The British Public Service has been so concerned about movements of this nature that it has introduced a law. Under the terms of Command 5517 of July 1937, according to " Estacode ", which is the code of public service ethical standards and regulations, all officers of the rank of Under Secretary, or Principal Assistant Secretary or, in missions abroad, Ministers, Rear Admiral, Major General, Air Vice Marshal and above are required to obtain the assent of the Government before accepting, within two years of retirement offers of employment in businesses and private bodies. Several classes of employment are set out in the Command. It is pointed out that people of a lower standard or grade of employment in the British Public Service are also required to obtain approval from the British equivalent of our Public Service Board before they move from their public service employment into the employment of private businesses, where obviously the knowledge or special capacities that they developed in the Public Service would be of use in the private employment and would possibly place the Public Service at an unfair disadvantage..

In Australia, instances of movement from public to private employment have occurred and they would be cause for members of the public to raise their eyebrows. Dr.

Metcalfe, who was the Director-General of Health, moved to a private organisation, Lederle Laboratories.
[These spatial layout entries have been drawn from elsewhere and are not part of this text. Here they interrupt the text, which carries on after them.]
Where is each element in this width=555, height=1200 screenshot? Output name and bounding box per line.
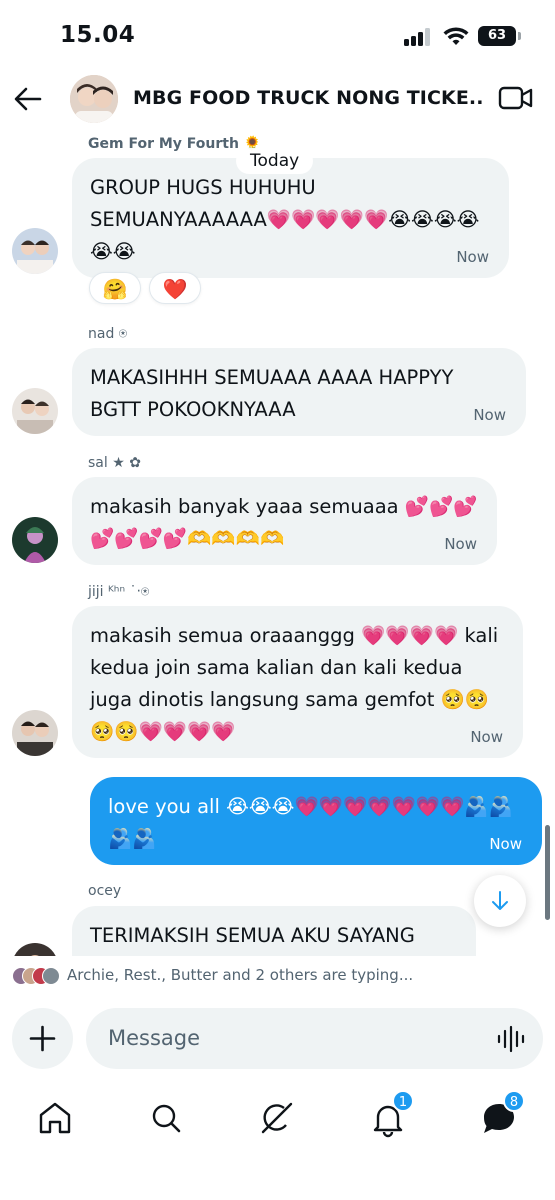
- message-bubble[interactable]: makasih banyak yaaa semuaaa 💕💕💕💕💕💕💕🫶🫶🫶🫶 …: [72, 477, 497, 565]
- typing-text: Archie, Rest., Butter and 2 others are t…: [67, 966, 414, 984]
- message-time: Now: [456, 248, 489, 266]
- status-bar: 15.04 63: [0, 0, 555, 70]
- home-icon: [39, 1102, 71, 1134]
- typing-avatars: [12, 967, 62, 985]
- group-avatar[interactable]: [70, 75, 118, 123]
- message-text: MAKASIHHH SEMUAAA AAAA HAPPYY BGTT POKOO…: [90, 366, 454, 421]
- message-time: Now: [444, 535, 477, 553]
- avatar[interactable]: [12, 388, 58, 434]
- bottom-navigation: 1 8: [0, 1088, 555, 1148]
- grok-icon: [261, 1102, 293, 1134]
- typing-indicator: Archie, Rest., Butter and 2 others are t…: [0, 962, 555, 990]
- arrow-down-icon: [492, 891, 508, 910]
- battery-tip: [518, 32, 521, 40]
- message-text: love you all 😭😭😭💗💗💗💗💗💗💗🫂🫂🫂🫂: [108, 795, 513, 850]
- avatar[interactable]: [12, 710, 58, 756]
- message-sender: jiji ᴷʰⁿ ˙‧⍟: [88, 584, 150, 600]
- nav-grok[interactable]: [255, 1096, 299, 1140]
- avatar[interactable]: [12, 943, 58, 956]
- nav-messages[interactable]: 8: [477, 1090, 525, 1140]
- message-bubble[interactable]: GROUP HUGS HUHUHU SEMUANYAAAAAA💗💗💗💗💗😭😭😭😭…: [72, 158, 509, 278]
- nav-notifications[interactable]: 1: [366, 1090, 414, 1140]
- message-placeholder: Message: [108, 1026, 201, 1050]
- date-separator: Today: [236, 148, 314, 174]
- video-call-icon[interactable]: [498, 85, 534, 111]
- message-bubble[interactable]: makasih semua oraaanggg 💗💗💗💗 kali kedua …: [72, 606, 523, 758]
- conversation-title[interactable]: MBG FOOD TRUCK NONG TICKE...: [133, 87, 483, 109]
- message-sender: sal ★ ✿: [88, 455, 141, 471]
- message-time: Now: [489, 835, 522, 853]
- wifi-icon: [443, 27, 469, 45]
- messages-badge: 8: [503, 1090, 525, 1112]
- nav-search[interactable]: [144, 1096, 188, 1140]
- search-icon: [152, 1104, 181, 1133]
- notifications-badge: 1: [392, 1090, 414, 1112]
- add-attachment-button[interactable]: [12, 1008, 73, 1069]
- back-arrow-icon[interactable]: [12, 84, 44, 114]
- voice-message-icon[interactable]: [496, 1024, 526, 1054]
- message-text: makasih banyak yaaa semuaaa 💕💕💕💕💕💕💕🫶🫶🫶🫶: [90, 495, 478, 550]
- avatar[interactable]: [12, 228, 58, 274]
- scrollbar[interactable]: [545, 825, 550, 920]
- battery-level: 63: [478, 26, 516, 46]
- message-list[interactable]: Gem For My Fourth 🌻 GROUP HUGS HUHUHU SE…: [0, 128, 555, 956]
- message-bubble[interactable]: TERIMAKSIH SEMUA AKU SAYANG: [72, 906, 476, 956]
- reaction-hug[interactable]: 🤗: [89, 272, 141, 304]
- reaction-heart[interactable]: ❤️: [149, 272, 201, 304]
- message-time: Now: [470, 728, 503, 746]
- message-sender: Gem For My Fourth 🌻: [88, 136, 262, 152]
- message-sender: nad ⍟: [88, 326, 128, 342]
- cellular-signal-icon: [404, 28, 434, 46]
- message-bubble[interactable]: MAKASIHHH SEMUAAA AAAA HAPPYY BGTT POKOO…: [72, 348, 526, 436]
- avatar[interactable]: [12, 517, 58, 563]
- plus-icon: [29, 1025, 56, 1052]
- nav-home[interactable]: [33, 1096, 77, 1140]
- conversation-header: MBG FOOD TRUCK NONG TICKE...: [0, 70, 555, 128]
- message-text: GROUP HUGS HUHUHU SEMUANYAAAAAA💗💗💗💗💗😭😭😭😭…: [90, 176, 480, 263]
- status-time: 15.04: [60, 22, 136, 48]
- my-message-bubble[interactable]: love you all 😭😭😭💗💗💗💗💗💗💗🫂🫂🫂🫂 Now: [90, 777, 542, 865]
- scroll-to-bottom-button[interactable]: [474, 875, 526, 927]
- message-sender: ocey: [88, 883, 122, 899]
- message-time: Now: [473, 406, 506, 424]
- message-text: makasih semua oraaanggg 💗💗💗💗 kali kedua …: [90, 624, 499, 743]
- message-text: TERIMAKSIH SEMUA AKU SAYANG: [90, 924, 415, 947]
In this case, the point is that Dr. Metcalfe had knowledge of a number of procedures connected with the administration of the Department of Health. Some of this information was secret and would be of considerable value to private druggists. For instance, the identity of the doctors who form the Pharmaceutical Benefits Advisory Committee is held secret, because of the functions that they have to discharge. Advice given to the Government is the type of information that the private drug manufacturers would like to obtain. I do not say that drug manufacturers would necessarily act in this way, but one could suspect that, if they knew the identities of the doctors on the Committee, they might try to contact the doctors and exploit their knowledge. This would not be in the public interest.

Another public servant who moved from the Public Service to private employment is Dr. H. W. Poulton. He was formerly the First Assistant Director-General of the Department of Civil Aviation and he moved to the board of Ansett Transport Industries. I have mentioned only two people. I have a rather lengthy list of people who have moved from both the Commonwealth and the State Public Services to private employment. According to a paper prepared by a Mr. John Playford, who is a public administration expert at one of the universities, this sort of movement occurs to a much greater extent amongst Commonwealth public servants. As I say, I have here a list of people who have moved from Commonwealth and State Public Services into the employment of private enterprise and I ask for leave to have the list incorporated in " Hansard ".